Last November, for instance, when President Obama and host of other world leaders arrived in Beijing for an economic summit, hundreds of polluting industrial plants in the area were switched off.
Next month, when the country celebrates the 70th anniversary of its World War II victory over Japan with an enormous parade in the capital, clear skies are a must.
And this time round there’s the Zhangjiakou project — which Chinese state media is calling a “low-carbon Olympic zone” that could “help Beijing resolve its air pollution problem”.
Lessons learned from ’08?
Lest we forget, China’s capital city hosted the Summer Olympics back in 2008. What did it do then, years before the smog-fuelled furore really kicked off?
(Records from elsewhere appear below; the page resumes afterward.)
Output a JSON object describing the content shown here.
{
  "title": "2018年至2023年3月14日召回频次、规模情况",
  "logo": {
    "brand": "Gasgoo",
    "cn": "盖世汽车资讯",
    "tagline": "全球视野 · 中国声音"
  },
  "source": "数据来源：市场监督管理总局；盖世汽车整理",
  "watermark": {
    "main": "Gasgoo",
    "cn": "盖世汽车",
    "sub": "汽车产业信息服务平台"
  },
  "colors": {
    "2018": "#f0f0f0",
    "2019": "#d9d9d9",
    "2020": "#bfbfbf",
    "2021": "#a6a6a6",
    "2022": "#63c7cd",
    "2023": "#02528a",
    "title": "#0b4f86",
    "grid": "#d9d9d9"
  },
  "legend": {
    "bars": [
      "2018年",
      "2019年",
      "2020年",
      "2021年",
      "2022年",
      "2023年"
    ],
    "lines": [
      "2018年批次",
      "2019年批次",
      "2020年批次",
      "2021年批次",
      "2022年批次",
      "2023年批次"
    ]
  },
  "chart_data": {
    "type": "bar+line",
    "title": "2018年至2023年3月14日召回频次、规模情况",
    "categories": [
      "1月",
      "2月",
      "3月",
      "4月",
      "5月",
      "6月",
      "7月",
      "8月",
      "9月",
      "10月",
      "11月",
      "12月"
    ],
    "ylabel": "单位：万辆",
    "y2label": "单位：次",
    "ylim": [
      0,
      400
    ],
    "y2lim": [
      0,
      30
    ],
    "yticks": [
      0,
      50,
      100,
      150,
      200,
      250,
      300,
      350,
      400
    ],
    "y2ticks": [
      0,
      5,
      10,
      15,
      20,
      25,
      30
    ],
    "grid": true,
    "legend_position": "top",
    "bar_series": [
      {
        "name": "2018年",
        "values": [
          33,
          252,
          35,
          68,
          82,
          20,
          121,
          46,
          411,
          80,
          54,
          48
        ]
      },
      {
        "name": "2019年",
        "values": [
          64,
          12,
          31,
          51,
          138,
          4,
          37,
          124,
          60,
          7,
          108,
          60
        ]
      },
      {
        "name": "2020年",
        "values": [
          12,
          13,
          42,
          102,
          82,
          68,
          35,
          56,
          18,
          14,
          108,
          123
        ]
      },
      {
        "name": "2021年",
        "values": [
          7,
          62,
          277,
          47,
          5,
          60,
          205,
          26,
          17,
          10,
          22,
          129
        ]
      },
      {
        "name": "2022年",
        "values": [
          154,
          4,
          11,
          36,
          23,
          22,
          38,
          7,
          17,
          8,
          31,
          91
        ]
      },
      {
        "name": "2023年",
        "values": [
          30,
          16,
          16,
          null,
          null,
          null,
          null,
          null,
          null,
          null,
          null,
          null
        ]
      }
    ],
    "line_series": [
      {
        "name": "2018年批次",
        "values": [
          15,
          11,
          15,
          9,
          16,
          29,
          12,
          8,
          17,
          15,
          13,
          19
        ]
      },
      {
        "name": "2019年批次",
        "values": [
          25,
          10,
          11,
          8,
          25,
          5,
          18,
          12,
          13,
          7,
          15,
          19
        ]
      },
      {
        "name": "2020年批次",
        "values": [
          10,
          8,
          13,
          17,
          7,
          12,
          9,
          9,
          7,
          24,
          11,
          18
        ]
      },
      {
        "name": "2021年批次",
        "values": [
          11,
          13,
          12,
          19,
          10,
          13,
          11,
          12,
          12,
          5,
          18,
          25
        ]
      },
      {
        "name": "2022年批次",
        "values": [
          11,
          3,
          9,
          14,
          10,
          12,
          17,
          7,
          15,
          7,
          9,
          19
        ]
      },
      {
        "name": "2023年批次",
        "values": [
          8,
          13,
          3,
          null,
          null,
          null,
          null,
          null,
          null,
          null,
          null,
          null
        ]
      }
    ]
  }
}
Well it increased its vehicle emission standards, upgraded its coal-burning boilers, started using wind and solar power in earnest, and – perhaps most significantly – moved most of the polluting factories and facilities outside city limits.
But these moves and more – particularly that last one – really didn’t really do the trick. Beijing’s air pollution problem only got worse in the years that followed.
Now China is turning the tables on its damaging smog story, with air pollution data published over the past 18 months revealing a slow and steady improvement. It’s still pretty bad, mind you.
Clean air, polluted water?
And so the 2022 Olympics represents an opportunity for China to demonstrate its pollution progress — though it might be more complicated than you’d expect, not only because Winter is smoggier than Summer.
It’s not all about the air. The international press is already having a field day with news that the slopes don’t have snow — which is kind of important when the main events are skiing, snowboarding and sports like that.
Instead China will manufacture snow – a massively water-intensive process – and probably store it in temperature-controlled warehouses. As observed by the media, that phoney snow will be made in an “increasingly arid” area suffering from “severe water stress”. And, because of the lack of rain, water will be taken from reservoirs reserved for drinking supplies.
But in terms of water, the Olympics is the least of China’s problems. As we reported last year, contamination of the country’s historic Yellow River could hit the water supply of more than fifty major cities.
By the time the athletes arrive in Beijing the government may be scrambling to deal with a completely different environmental challenge.